• Pilih Jaringan RRI   

RRI News Portal

Pertahanan dan Keamanan

Komponen Pendukung Pertahanan Negara

17 October
19:59 2019
0 Votes (0)

KBRN, Yogyakarta : Kasubdit Rendiaga Ditsumdahan Kolonel Achmat Miftahudin, S.Sos., M.Si. dalam raker Pembinaan Sarana Prasarana Nasional untuk Komponen Pendukung Pertahanan Negara tahun 2019 menyampaikan, Sistem pertahanan negara Republik Indonesia sesuai UU no 3 tahun 2002 memiliki sistem pertahanan semesta melibatkan seluruh warga negara, wilayah dan sumber daya nasional serta dipersiapkan secara dini oleh pemerintah dan diselenggarakan total oleh seluruh elemen bangsa secara terpadu dan terarah, berlanjut untuk mendapatkan kedaulatan negara, keutuhan wilayah dan keselamatan segenap bangsa dari segala ancaman.

Menurutnya, UU no 3 tahun 2002 dibuat seiring perkembangan dan tuntutan reformasi yang mengatur sistem pertahanan negara sesuai dengan landasan konstitusi UUD 1945 pasal 27 ayat (3), pasal 30 ayat (1) dan ayat (2).

Miftahudin menyebutkan, dalam sistem pertahanan negara yang melibatkan unsur lain di luar tentara harus memiliki regulasi yang mengaturnya, sehingga terdapat tiga komponen dalam sistem pertahanan negara yaitu Komponen Utama, Komponen Cadangan, Komponen Pendukung.

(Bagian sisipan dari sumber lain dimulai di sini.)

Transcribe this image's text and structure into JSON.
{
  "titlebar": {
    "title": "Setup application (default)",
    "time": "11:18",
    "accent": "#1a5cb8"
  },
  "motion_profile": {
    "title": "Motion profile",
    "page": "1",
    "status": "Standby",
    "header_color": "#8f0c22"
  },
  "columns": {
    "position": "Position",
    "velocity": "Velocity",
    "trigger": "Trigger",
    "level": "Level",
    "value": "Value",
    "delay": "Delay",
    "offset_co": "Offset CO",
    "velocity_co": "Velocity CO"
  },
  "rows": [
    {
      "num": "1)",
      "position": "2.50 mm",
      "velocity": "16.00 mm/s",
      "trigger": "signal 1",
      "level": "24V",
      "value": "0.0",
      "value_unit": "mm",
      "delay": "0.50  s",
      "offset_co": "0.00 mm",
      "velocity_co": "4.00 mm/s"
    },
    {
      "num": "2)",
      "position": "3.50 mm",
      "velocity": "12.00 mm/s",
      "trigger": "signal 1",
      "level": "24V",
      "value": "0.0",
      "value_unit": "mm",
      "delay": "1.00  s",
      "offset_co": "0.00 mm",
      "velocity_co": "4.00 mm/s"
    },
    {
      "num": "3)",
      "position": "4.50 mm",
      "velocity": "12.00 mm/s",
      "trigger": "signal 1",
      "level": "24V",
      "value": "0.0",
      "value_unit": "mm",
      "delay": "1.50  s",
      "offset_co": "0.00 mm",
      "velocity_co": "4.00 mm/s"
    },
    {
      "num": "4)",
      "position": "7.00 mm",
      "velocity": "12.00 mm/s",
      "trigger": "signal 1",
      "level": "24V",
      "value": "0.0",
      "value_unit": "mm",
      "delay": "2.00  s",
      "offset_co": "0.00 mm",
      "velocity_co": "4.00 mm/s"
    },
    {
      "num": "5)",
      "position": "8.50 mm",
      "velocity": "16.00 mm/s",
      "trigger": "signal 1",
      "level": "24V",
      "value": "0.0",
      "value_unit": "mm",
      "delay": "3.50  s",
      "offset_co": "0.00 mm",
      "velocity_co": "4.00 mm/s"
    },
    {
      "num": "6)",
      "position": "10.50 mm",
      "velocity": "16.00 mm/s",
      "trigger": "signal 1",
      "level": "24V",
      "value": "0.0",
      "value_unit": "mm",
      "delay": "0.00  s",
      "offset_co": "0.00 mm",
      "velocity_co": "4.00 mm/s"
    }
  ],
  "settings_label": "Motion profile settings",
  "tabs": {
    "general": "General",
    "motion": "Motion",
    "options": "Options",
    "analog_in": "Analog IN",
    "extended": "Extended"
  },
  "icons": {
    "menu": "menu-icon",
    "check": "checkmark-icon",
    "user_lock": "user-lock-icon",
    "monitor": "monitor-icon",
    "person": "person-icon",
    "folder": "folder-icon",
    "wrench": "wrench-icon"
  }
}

"Sistem pertahanan negara dalam menghadapi ancaman militer menempatkan TNI sebagai komponen utama dengan didukung komponen cadangan, dan komponen pendukung," katanya di Yogyakarta, Kamis (17/10/2019).

Miftahudin menjelaskan, komponen pendukung merupakan wadah warga negara dan pemanfaatan sumber daya alam, sumber daya buatan, serta sarana dan prasarana nasional dalam usaha pertahanan negara.

"komponen pendukung terdiri atas warga negara, sumber daya alam, sumber daya buatan, serta sarana dan prasarana nasional yang secara langsung atau tidak langsung dapat meningkatkan kekuatan dan kemampuan komponen utama dan komponen cadangan," jelasnya.

Miftahudin mengungkapkan, bahwa di Asia hanya Indonesia yang belum memiliki komponen cadangan, "Singapura itu seluruh warga negaranya adalah insan pertahanan dan keamanan negara, Malaysia sudah memiliki komponen cadangan yang lebih besar dibandingkan komponen cadangannya," ungkapnya.

sementara penataan komponen pendukung diterangkannya terdiri dari tahap penyiapan mulai pendataan, pemilahan, pemilihan, verifikasi dan tahap penetapan melalui sertifikasi.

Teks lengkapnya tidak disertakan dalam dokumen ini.